Ketua Pusat Studi Politik dan Keamanan Universitas Padjajaran, Dr Muradi mengungkapkan faktor pendorong utama tentara dan polisi aktif maju dalam kancah politik adalah kepastian karier. Ia mencontohkan mantan Panglima Kostrad Letjen TNI Edy Rahmayadi yang memilih mundur karena merasa kariernya tidak bakal berkembang.
“Dia tinggal pensiun tahun depan, tetapi sepertinya susah untuk menduduki jabatan bintang 4 menjadi Kepala Staf AD (KSAD),” kata dia ketika dihubungi detik.com, Kamis (28/12/2017).
Edy mengajukan pensiun dini pada 5 Desember lalu untuk maju dalam pemilihan gubernur (Pilgub) Sumatera Utara. Ia diusung oleh koalisi Partai Gerindra, PKS, dan PAN. Hal serupa juga dilakukan oleh Wakil Kepala Lembaga Pendidikan dan Latihan Polri, Irjen Anton Charliyan. Mantan Kepala Polda Jawa Barat (Jabar) itu berharap dicalonkan PDI Perjuangan untuk maju dalam Pilgub Jabar. Tapi karena belum resmi menjadi calon, Anton belum mengajukan pensiun dini. Kini ia tengah getol menjalin silaturahmi ke sejumlah pesantren dan ulama di Jabar.
Selain faktor kepastian karier, menurut Muradi, kehadiran para perwira aktif di ajang Pilkada juga didorong oleh keinginan mencari tantangan baru, eksistensi diri, memberikan kontribusi kepada masyarakat, dan tantangan kompetisi politik.

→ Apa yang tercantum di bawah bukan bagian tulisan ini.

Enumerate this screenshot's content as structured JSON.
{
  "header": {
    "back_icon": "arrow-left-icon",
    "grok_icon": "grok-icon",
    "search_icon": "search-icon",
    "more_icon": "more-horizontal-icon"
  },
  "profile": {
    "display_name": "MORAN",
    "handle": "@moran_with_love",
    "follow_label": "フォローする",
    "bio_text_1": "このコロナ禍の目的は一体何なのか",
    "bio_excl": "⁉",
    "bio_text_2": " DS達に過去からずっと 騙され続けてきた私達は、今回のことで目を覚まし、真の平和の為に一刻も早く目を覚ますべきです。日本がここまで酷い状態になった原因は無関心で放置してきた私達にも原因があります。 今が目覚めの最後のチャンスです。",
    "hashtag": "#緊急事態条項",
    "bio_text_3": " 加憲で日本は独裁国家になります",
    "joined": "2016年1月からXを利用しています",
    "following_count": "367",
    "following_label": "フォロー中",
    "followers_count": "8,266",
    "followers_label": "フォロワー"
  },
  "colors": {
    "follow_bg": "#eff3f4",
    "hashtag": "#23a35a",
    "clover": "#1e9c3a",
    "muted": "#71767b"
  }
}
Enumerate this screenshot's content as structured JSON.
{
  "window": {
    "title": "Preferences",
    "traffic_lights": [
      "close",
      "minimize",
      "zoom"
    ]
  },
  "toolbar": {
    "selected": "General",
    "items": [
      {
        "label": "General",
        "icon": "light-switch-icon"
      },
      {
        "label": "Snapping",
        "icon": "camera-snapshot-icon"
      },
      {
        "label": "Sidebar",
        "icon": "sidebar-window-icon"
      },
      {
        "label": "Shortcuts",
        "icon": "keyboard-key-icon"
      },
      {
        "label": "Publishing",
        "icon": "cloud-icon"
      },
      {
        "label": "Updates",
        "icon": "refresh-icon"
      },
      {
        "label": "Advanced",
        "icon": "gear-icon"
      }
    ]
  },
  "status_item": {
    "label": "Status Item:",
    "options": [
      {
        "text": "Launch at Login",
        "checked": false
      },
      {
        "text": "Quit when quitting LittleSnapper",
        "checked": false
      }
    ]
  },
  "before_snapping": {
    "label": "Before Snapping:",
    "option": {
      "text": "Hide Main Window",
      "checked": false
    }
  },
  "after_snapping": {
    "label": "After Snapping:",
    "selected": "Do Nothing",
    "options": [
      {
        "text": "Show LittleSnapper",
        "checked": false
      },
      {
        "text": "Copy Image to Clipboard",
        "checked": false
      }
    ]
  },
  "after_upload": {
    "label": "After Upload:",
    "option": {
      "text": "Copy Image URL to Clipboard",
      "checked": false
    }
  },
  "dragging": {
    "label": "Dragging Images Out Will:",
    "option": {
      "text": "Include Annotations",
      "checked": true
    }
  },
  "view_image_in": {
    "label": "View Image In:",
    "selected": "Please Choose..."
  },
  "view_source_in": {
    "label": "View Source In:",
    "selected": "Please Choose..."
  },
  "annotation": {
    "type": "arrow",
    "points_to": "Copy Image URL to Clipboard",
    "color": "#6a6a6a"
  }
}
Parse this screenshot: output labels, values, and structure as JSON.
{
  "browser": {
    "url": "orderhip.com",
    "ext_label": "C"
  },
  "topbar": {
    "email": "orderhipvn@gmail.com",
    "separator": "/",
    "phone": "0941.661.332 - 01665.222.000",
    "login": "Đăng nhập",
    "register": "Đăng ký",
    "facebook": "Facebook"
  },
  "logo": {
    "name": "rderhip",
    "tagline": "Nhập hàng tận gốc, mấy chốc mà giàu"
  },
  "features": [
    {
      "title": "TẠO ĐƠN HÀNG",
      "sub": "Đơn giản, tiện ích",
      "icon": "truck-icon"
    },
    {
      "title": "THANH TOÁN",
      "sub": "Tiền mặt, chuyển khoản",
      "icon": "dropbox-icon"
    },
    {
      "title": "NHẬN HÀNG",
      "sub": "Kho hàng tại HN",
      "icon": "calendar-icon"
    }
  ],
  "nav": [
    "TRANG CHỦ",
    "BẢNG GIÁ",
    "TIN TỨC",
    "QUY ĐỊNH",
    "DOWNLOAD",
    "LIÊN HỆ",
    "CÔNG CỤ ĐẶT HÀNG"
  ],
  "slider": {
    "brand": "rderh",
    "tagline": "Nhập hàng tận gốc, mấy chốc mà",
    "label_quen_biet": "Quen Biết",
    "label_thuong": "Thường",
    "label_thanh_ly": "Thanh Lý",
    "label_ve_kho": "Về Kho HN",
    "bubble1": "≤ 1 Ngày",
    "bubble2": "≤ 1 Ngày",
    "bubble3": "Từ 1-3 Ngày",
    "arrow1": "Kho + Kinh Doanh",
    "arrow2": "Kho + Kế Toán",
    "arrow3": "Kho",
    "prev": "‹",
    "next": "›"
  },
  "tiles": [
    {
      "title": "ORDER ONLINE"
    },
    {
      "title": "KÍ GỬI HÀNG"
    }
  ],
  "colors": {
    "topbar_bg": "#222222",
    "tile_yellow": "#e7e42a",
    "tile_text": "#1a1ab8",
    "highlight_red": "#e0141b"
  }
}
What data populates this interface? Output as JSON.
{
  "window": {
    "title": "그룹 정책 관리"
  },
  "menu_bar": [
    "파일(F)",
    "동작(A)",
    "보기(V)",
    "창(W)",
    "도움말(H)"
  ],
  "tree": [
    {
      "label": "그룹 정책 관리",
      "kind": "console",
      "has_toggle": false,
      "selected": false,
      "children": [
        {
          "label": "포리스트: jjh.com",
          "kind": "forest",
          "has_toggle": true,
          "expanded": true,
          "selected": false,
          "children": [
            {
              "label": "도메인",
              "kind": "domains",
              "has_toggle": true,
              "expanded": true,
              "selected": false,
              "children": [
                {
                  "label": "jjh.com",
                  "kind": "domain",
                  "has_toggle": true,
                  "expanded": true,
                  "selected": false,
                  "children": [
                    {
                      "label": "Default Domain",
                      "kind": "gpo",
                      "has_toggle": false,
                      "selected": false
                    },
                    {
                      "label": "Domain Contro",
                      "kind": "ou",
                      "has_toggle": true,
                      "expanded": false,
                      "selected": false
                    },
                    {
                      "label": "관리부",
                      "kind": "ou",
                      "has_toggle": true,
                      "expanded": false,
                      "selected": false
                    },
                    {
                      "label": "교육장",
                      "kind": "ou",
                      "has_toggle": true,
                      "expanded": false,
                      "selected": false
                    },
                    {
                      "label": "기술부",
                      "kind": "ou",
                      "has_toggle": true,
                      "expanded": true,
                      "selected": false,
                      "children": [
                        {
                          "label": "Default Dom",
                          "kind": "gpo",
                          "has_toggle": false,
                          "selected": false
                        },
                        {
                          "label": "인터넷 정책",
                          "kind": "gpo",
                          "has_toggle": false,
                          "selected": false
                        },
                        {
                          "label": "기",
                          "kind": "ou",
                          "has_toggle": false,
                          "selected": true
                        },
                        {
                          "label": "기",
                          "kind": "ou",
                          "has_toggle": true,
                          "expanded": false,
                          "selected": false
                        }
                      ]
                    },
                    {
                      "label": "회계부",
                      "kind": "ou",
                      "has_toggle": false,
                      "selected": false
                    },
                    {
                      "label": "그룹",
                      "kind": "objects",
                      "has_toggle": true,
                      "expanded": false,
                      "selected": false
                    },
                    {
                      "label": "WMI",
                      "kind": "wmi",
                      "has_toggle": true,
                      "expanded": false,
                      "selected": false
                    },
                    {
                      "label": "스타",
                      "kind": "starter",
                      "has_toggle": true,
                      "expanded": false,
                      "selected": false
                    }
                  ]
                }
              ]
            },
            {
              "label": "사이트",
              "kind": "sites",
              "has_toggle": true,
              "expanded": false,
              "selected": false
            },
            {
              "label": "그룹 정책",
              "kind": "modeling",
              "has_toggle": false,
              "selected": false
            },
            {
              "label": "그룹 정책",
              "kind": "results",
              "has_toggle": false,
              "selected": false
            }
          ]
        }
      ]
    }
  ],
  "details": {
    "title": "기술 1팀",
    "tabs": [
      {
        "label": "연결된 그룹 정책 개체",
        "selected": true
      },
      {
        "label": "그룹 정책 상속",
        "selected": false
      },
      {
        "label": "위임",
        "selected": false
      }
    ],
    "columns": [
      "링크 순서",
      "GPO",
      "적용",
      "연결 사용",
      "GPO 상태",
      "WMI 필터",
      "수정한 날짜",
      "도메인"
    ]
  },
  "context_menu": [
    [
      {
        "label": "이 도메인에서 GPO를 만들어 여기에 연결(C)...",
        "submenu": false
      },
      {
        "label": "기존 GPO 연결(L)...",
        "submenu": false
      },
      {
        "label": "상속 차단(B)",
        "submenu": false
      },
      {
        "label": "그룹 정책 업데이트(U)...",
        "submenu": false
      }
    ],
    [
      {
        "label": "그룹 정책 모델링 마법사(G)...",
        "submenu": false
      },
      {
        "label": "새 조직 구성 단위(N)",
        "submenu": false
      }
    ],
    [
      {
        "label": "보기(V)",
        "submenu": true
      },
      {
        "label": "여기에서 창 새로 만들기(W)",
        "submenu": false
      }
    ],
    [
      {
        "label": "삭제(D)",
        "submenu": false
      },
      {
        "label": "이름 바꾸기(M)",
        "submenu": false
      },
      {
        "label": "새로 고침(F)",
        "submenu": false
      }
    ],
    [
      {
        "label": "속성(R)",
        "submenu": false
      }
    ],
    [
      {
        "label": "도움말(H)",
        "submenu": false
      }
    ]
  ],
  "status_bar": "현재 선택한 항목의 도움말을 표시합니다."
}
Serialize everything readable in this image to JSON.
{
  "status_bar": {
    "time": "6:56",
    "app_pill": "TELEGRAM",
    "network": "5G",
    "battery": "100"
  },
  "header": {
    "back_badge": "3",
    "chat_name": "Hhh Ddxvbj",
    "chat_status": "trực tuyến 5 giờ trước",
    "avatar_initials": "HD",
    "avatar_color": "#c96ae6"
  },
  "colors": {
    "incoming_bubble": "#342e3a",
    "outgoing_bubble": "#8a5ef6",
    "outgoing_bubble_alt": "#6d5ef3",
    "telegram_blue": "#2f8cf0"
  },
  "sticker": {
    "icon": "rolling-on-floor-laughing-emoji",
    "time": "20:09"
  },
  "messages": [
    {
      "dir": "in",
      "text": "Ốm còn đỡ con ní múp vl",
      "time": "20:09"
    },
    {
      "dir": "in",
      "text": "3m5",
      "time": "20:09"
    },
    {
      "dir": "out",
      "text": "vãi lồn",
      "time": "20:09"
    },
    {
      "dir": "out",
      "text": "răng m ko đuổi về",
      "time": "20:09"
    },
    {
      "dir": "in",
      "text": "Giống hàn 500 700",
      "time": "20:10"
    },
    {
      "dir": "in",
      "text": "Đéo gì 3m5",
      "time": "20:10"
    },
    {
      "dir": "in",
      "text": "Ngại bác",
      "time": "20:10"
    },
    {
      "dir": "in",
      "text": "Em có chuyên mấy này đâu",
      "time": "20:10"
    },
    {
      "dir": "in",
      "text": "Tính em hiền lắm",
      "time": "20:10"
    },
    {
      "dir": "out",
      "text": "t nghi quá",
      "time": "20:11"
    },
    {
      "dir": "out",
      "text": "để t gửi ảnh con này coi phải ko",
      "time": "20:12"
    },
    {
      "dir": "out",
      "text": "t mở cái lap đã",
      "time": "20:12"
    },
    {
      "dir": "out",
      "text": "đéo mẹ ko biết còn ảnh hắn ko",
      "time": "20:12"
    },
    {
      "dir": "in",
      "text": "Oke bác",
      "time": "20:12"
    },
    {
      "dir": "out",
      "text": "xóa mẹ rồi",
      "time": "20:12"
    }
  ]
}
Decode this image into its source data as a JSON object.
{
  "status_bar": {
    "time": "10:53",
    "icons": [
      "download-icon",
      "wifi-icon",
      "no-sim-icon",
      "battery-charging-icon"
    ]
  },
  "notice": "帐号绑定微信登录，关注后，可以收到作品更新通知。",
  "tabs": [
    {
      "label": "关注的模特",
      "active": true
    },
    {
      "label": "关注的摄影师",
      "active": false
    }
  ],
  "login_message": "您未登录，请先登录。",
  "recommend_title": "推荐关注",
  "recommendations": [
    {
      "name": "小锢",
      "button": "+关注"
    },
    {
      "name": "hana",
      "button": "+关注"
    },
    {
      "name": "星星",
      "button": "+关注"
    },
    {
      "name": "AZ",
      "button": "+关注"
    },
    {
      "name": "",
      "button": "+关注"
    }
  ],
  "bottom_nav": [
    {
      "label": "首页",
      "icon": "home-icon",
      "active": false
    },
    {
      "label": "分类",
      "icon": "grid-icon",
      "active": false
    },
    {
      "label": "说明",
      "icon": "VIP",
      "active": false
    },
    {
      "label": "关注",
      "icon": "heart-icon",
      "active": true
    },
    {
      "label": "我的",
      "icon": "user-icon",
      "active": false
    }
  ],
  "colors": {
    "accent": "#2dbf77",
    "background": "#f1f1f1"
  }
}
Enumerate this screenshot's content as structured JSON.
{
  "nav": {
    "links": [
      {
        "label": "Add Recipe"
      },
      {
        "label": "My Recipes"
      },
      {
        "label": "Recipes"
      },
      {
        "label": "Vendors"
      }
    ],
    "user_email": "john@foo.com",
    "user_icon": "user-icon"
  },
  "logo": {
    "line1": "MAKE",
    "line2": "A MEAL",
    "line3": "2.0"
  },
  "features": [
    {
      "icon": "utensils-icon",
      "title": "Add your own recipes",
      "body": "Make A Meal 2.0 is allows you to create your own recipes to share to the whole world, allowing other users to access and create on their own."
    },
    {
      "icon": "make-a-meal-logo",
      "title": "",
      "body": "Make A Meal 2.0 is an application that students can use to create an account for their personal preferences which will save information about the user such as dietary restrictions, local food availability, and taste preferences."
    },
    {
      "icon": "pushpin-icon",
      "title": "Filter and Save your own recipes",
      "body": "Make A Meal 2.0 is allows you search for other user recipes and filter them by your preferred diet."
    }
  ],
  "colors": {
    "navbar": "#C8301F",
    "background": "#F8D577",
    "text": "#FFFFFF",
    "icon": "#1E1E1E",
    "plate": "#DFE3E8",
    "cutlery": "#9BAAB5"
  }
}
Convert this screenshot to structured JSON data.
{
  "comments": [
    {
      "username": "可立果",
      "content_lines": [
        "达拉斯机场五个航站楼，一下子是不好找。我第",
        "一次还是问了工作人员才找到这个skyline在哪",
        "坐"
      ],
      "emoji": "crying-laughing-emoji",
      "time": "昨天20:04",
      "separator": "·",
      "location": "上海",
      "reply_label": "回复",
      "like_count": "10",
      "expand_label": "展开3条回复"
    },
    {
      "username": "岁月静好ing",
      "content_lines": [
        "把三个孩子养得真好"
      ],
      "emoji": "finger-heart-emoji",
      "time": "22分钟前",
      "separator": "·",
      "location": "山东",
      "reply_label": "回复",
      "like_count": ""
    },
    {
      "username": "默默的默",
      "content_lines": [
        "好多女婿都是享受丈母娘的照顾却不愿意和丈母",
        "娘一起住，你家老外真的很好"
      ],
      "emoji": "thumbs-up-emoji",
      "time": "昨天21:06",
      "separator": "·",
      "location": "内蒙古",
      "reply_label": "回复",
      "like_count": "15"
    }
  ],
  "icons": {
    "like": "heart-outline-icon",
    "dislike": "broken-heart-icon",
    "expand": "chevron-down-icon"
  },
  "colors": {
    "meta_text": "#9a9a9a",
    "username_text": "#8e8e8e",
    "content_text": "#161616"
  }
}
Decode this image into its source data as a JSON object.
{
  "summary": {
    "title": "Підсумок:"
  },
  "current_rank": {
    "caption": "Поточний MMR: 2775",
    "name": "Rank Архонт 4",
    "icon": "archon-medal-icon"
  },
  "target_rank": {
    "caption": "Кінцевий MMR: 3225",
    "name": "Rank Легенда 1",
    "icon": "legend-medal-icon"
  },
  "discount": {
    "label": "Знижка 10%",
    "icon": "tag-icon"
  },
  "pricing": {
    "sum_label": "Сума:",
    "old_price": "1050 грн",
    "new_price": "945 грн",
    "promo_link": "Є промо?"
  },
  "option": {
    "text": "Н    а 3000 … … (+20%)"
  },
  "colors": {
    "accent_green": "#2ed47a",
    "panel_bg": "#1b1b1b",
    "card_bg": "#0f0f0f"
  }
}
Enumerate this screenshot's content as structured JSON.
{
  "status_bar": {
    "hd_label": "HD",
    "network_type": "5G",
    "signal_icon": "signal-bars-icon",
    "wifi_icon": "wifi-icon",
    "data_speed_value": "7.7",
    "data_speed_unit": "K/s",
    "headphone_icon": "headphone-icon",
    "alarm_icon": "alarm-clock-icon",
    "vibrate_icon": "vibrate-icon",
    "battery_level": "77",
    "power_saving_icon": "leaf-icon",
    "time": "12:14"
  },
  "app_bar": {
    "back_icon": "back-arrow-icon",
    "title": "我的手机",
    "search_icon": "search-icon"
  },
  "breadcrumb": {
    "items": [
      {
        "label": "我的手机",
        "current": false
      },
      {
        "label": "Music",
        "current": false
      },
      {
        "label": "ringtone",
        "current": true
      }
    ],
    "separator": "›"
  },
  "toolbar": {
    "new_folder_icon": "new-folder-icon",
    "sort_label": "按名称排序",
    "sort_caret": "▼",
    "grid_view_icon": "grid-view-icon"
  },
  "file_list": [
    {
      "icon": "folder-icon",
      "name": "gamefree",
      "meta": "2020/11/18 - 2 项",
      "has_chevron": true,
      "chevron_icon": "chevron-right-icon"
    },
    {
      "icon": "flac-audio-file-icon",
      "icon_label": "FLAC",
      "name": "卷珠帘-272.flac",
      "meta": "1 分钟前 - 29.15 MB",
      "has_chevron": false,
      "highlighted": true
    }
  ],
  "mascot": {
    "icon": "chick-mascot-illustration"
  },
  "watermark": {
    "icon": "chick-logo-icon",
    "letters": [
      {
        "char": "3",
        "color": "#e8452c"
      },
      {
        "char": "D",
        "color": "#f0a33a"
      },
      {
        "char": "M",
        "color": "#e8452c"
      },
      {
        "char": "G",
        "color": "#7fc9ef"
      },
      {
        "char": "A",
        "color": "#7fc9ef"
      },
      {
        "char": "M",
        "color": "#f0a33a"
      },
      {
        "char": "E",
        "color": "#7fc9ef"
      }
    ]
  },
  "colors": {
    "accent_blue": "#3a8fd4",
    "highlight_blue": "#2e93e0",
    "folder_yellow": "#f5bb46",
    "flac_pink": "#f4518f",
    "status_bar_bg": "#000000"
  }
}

Namun keputusan untuk hengkang dari institusi asal ini berdampak buruk bagi TNI dan Polri. Pertama, psikologi kesetiaan korps terganggu karena langkah ini dinilai oportunis. Kedua, sisa pengaruh dalam korps disalahgunakan ketika kompetisi.
“Tetapi ada juga dampak baiknya, paling tidak ada ruang baru yang diisi,” jelas Muradi. Pengamat Politik Lembaga Ilmu Pengetahuan Indonesia (LIPI) Lili Romli, menganggap kehadiran polisi dan tentara sebagai calon kepala daerah sebagai kemunduran parpol dalam melakukan kaderisasi. Mereka tidak mampu mencetak kandidat dari kadernya sendiri sehingga selalu berharap figur dari luar, termasuk polisi dan TNI.
Cetak kandidat instan ini, kata dia, beresiko. Beberapa kepala daerah yang tidak memiliki kedekatan dengan partai pengusung seringkali beralih ke partai lainnya di tengah masa jabatan. Perseteruan antara parpol dan kepala daerah-pun lantas terjadi.
“Parpol tidak melaksanakan kaderisasi sehingga dalam rangka pencalonan mencari figur yang populer dan siap, atau punya sumber daya ekonomi. Jalan pintasnya mencari figur di luar kadernya,” ungkapnya.
Menurutnya perilaku instan ini juga menjadi pangkal politik pragmatis politik uang. Kabar soal setoran uang untuk pengusungan sering terdengar menjelang pencalonan.